Early this year Bev Harris, who is writing a book on voting
machines, found Diebold software - which the company
refuses to make available for public inspection, on the
grounds that it's proprietary - on an unprotected server,
where anyone could download it. (The software was in a
folder titled "rob-Georgia.zip.") The server was used by
employees of Diebold Election Systems to update software on
its machines. This in itself was an incredible breach of
security, offering someone who wanted to hack into the
machines both the information and the opportunity to do so.

An analysis of Diebold software by researchers at Johns
Hopkins and Rice Universities found it both unreliable and
subject to abuse. A later report commissioned by the state
of Maryland apparently reached similar conclusions. (It's
hard to be sure because the state released only a heavily
redacted version.)

Meanwhile, leaked internal Diebold e-mail suggests that
corporate officials knew their system was flawed, and
circumvented tests that would have revealed these problems.
The company hasn't contested the authenticity of these
documents; instead, it has engaged in legal actions to
prevent their dissemination.

Why isn't this front-page news? In October, a British
newspaper, The Independent, ran a hair-raising
investigative report on U.S. touch-screen voting. But while
the mainstream press has reported the basics, the Diebold
affair has been treated as a technology or business story -
not as a potential political scandal.

This diffidence recalls the treatment of other voting
issues, like the Florida "felon purge" that inappropriately
prevented many citizens from voting in the 2000
presidential election. The attitude seems to be that
questions about the integrity of vote counts are divisive
at best, paranoid at worst. Even reform advocates like Mr.
Holt make a point of dissociating themselves from
"conspiracy theories." Instead, they focus on legislation
to prevent future abuses.

But there's nothing paranoid about suggesting that
political operatives, given the opportunity, might engage
in dirty tricks. Indeed, given the intensity of
partisanship these days, one suspects that small dirty
tricks are common. For example, Orrin Hatch, the chairman
of the Senate Judiciary Committee, recently announced that
one of his aides had improperly accessed sensitive
Democratic computer files that were leaked to the press.

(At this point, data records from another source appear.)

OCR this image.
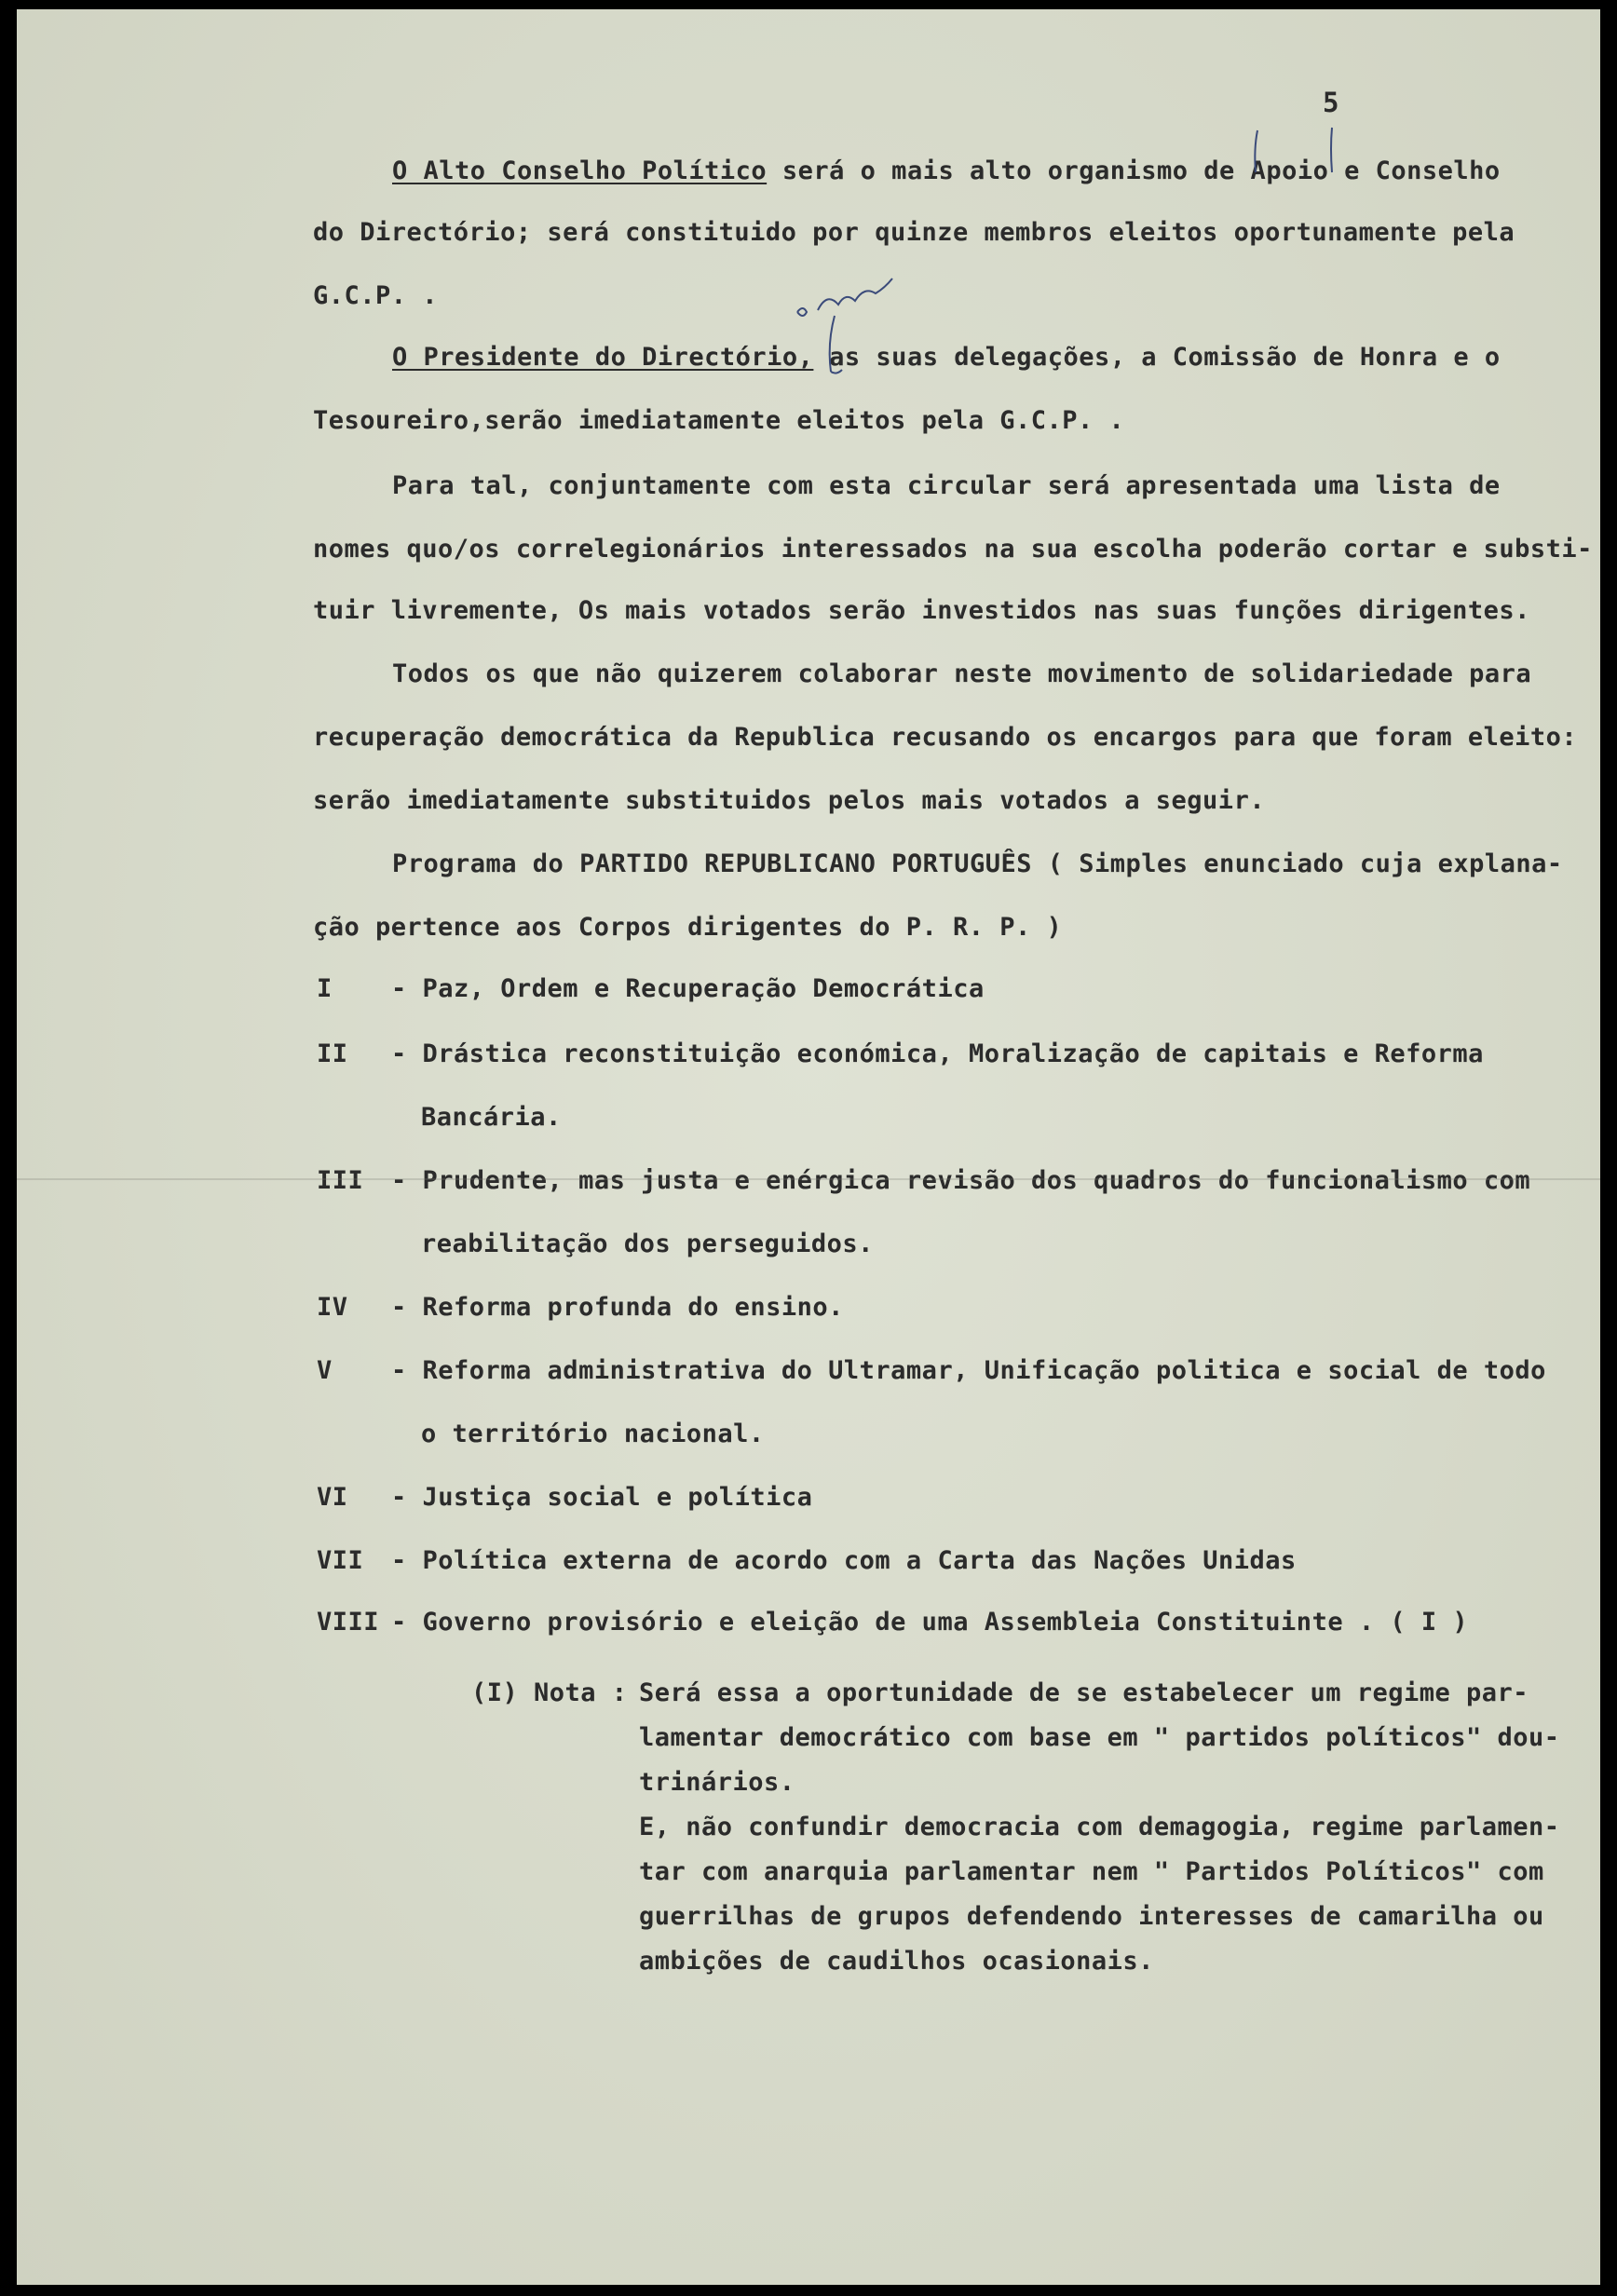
5
O Alto Conselho Político será o mais alto organismo de Apoio e Conselho
do Directório; será constituido por quinze membros eleitos oportunamente pela
G.C.P. .
O Presidente do Directório, as suas delegações, a Comissão de Honra e o
Tesoureiro,serão imediatamente eleitos pela G.C.P. .
Para tal, conjuntamente com esta circular será apresentada uma lista de
nomes quo/os correlegionários interessados na sua escolha poderão cortar e substi-
tuir livremente, Os mais votados serão investidos nas suas funções dirigentes.
Todos os que não quizerem colaborar neste movimento de solidariedade para
recuperação democrática da Republica recusando os encargos para que foram eleito:
serão imediatamente substituidos pelos mais votados a seguir.
Programa do PARTIDO REPUBLICANO PORTUGUÊS ( Simples enunciado cuja explana-
ção pertence aos Corpos dirigentes do P. R. P. )
I	- Paz, Ordem e Recuperação Democrática
II	- Drástica reconstituição económica, Moralização de capitais e Reforma
Bancária.
III	- Prudente, mas justa e enérgica revisão dos quadros do funcionalismo com
reabilitação dos perseguidos.
IV	- Reforma profunda do ensino.
V	- Reforma administrativa do Ultramar, Unificação politica e social de todo
o território nacional.
VI	- Justiça social e política
VII	- Política externa de acordo com a Carta das Nações Unidas
VIII - Governo provisório e eleição de uma Assembleia Constituinte . ( I )
(I) Nota : Será essa a oportunidade de se estabelecer um regime par-
lamentar democrático com base em " partidos políticos" dou-
trinários.
E, não confundir democracia com demagogia, regime parlamen-
tar com anarquia parlamentar nem " Partidos Políticos" com
guerrilhas de grupos defendendo interesses de camarilha ou
ambições de caudilhos ocasionais.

This admission - contradicting an earlier declaration by
Senator Hatch that his staff had been cleared of
culpability - came on the same day that the Senate police
announced that they were hiring a counterespionage expert
to investigate the theft. Republican members of the
committee have demanded that the expert investigate only
how those specific documents were leaked, not whether any
other breaches took place. I wonder why.

The point is that you don't have to believe in a central
conspiracy to worry that partisans will take advantage of
an insecure, unverifiable voting system to manipulate
election results. Why expose them to temptation?

I'll discuss what to do in a future column. But let's be
clear: the credibility of U.S. democracy may be at stake.